This reminds of an eBook of Neuromancer that I read, it was occasionally missing the letter f.
For the most part I just added it back mentally without really thinking about it, but then sometimes I hit a passage like this:
"He turned, pulled his jacket on, and licked the cobra to full extension."
That one took a moment.
Yup. I have to manually detect and correct for all the possible ligatures in all possible unicode in my text to speech pre-processor scripts. I hate them.
If you have a Unicode library available, you might try asking it to convert the text to NFKD or NFKC normalization form. This will take apart ligatures (the former will also take apart accented characters).
I wonder if at some point your e-book went through macOS's Preview program.

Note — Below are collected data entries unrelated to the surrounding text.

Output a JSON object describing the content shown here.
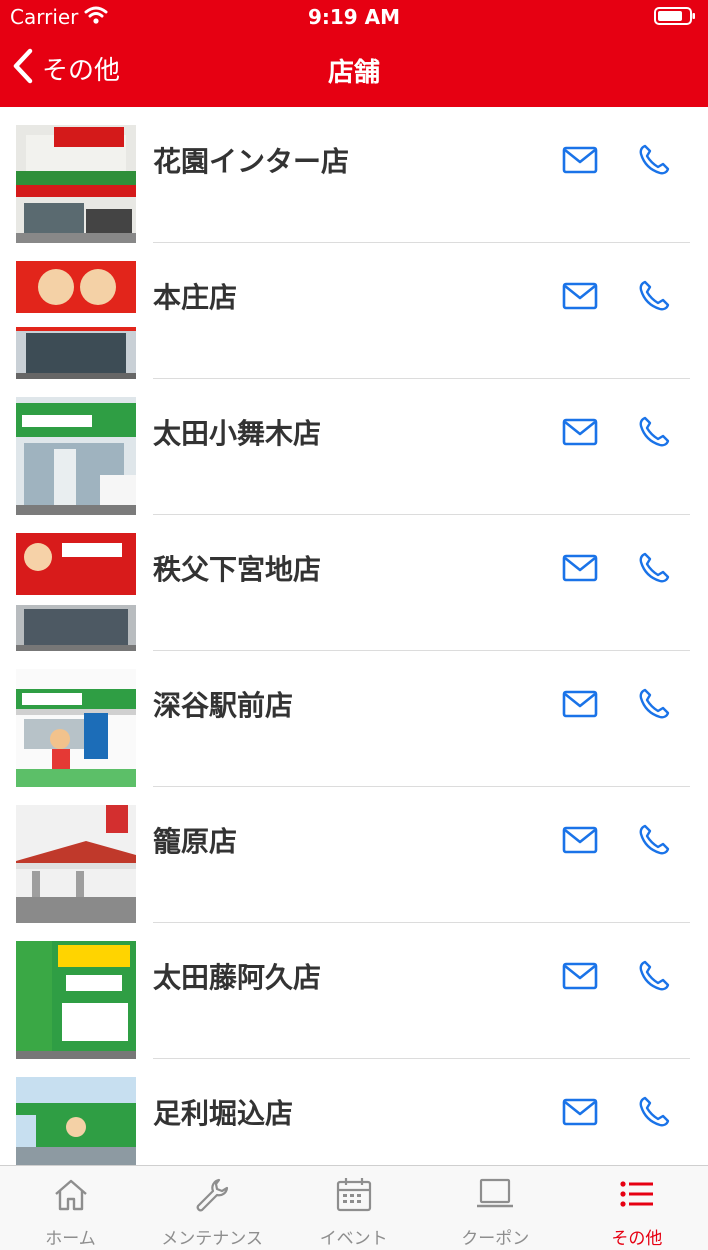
{
  "status_bar": {
    "carrier": "Carrier",
    "time": "9:19 AM"
  },
  "nav": {
    "back_label": "その他",
    "title": "店舗"
  },
  "colors": {
    "brand_red": "#e60012",
    "icon_blue": "#1a73e8",
    "tab_inactive": "#8e8e8e"
  },
  "stores": [
    {
      "name": "花園インター店",
      "photo": "storefront-photo"
    },
    {
      "name": "本庄店",
      "photo": "storefront-photo"
    },
    {
      "name": "太田小舞木店",
      "photo": "storefront-photo"
    },
    {
      "name": "秩父下宮地店",
      "photo": "storefront-photo"
    },
    {
      "name": "深谷駅前店",
      "photo": "storefront-photo"
    },
    {
      "name": "籠原店",
      "photo": "storefront-photo"
    },
    {
      "name": "太田藤阿久店",
      "photo": "storefront-photo"
    },
    {
      "name": "足利堀込店",
      "photo": "storefront-photo"
    }
  ],
  "tabs": [
    {
      "label": "ホーム",
      "icon": "home-icon",
      "active": false
    },
    {
      "label": "メンテナンス",
      "icon": "wrench-icon",
      "active": false
    },
    {
      "label": "イベント",
      "icon": "calendar-icon",
      "active": false
    },
    {
      "label": "クーポン",
      "icon": "laptop-icon",
      "active": false
    },
    {
      "label": "その他",
      "icon": "list-icon",
      "active": true
    }
  ]
}
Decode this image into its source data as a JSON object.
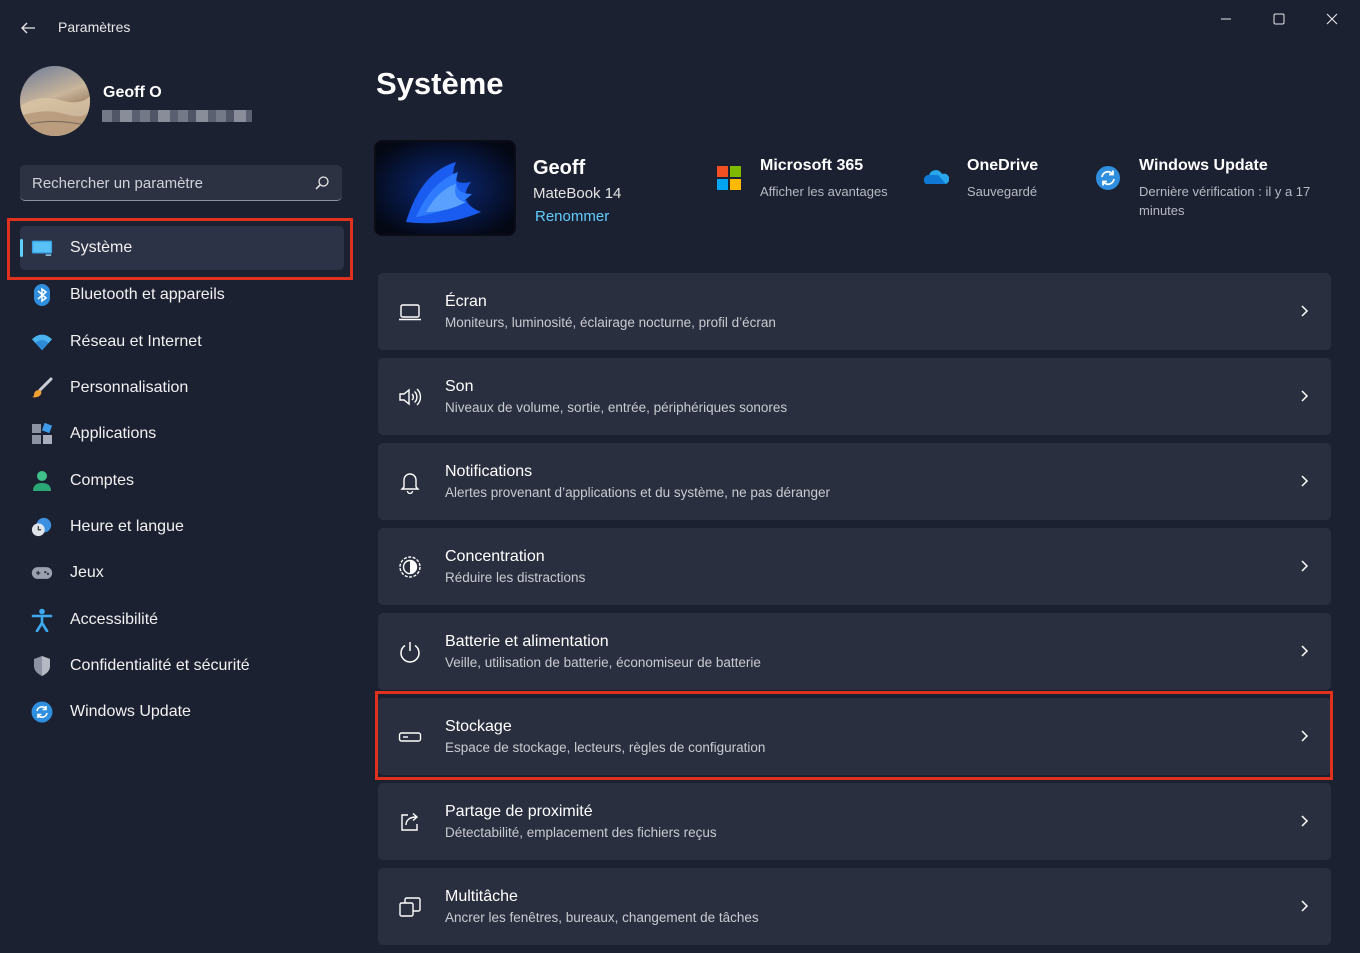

At work I sometimes have to copy blocks of text from a PDF into another document. If I do it with Preview, I lose the fi and fl ligatures. It only happens with PDFs created in-house, so I guess it's some kind of stylistic thing that comes from the guy who lays out the PDFs.
I eventually learned to use Adobe's own Acrobat, instead, and it works fine.
I'd argue this is a feature and not a bug. When copy-pasting text from PDFs, I'd love to not have to deal with unicode and ligatures. There's another comment upthread here where someone's complaining about having to deal with unicode.
If Preview can do this automatically, please don't change that feature.
I think the GP commentor meant that the ligatures are converted lossfully into an arbitrary substituant character (e.g. fl -> l), rather than that they’re taken apart losslessly.
If you don't know what's going on it looks like the word "fuck" was more common in the 17th century than today. But actually it's the word "suck" written with a long s ("ſuck"), which you can see is easily OCRed incorrectly.
After you guys fix this with Markov chains or whatever, I look forward to reading: the proctologist was thorough but found no sign of blockage in her arms.
At the family printshop my mother experienced some typing glitches, she would sometimes type "simulate" instead of "stimulate" and "muck" instead of "mark". This led to two disasters, which required us to stop the presses (the pressman was a great proofreader!),
In a political brochure: "...will introduce bills to simulate progress..."
In a funeral booklet: "...he left his muck upon us all."
She asked me to go into computer's master dictionary and patch it to disable the words 'simulate' and 'muck' so it would bring these mistakes to her attention.
OCR-ed texts should really be proof-read before being published. Pirates usually do this, that's funny Google doesn't. Also Markov chains can help by highlighting unusual word combinations, I doubt anal children occur often in correct texts.
Proofing transcriptions is difficult. You can go a long way with computer models, but eventually you’ll get a feeling about a word not quite fitting and need to check back to the source text. I guess you could run a high quality / more iterations OCR at this point, but more likely you’re relying on human proofing, and it doesn’t scale if you’re relying on humans. There’s a reason the Standard Ebooks project I contribute to has <250 books compared to Gutenberg’s 50k+: quality takes effort.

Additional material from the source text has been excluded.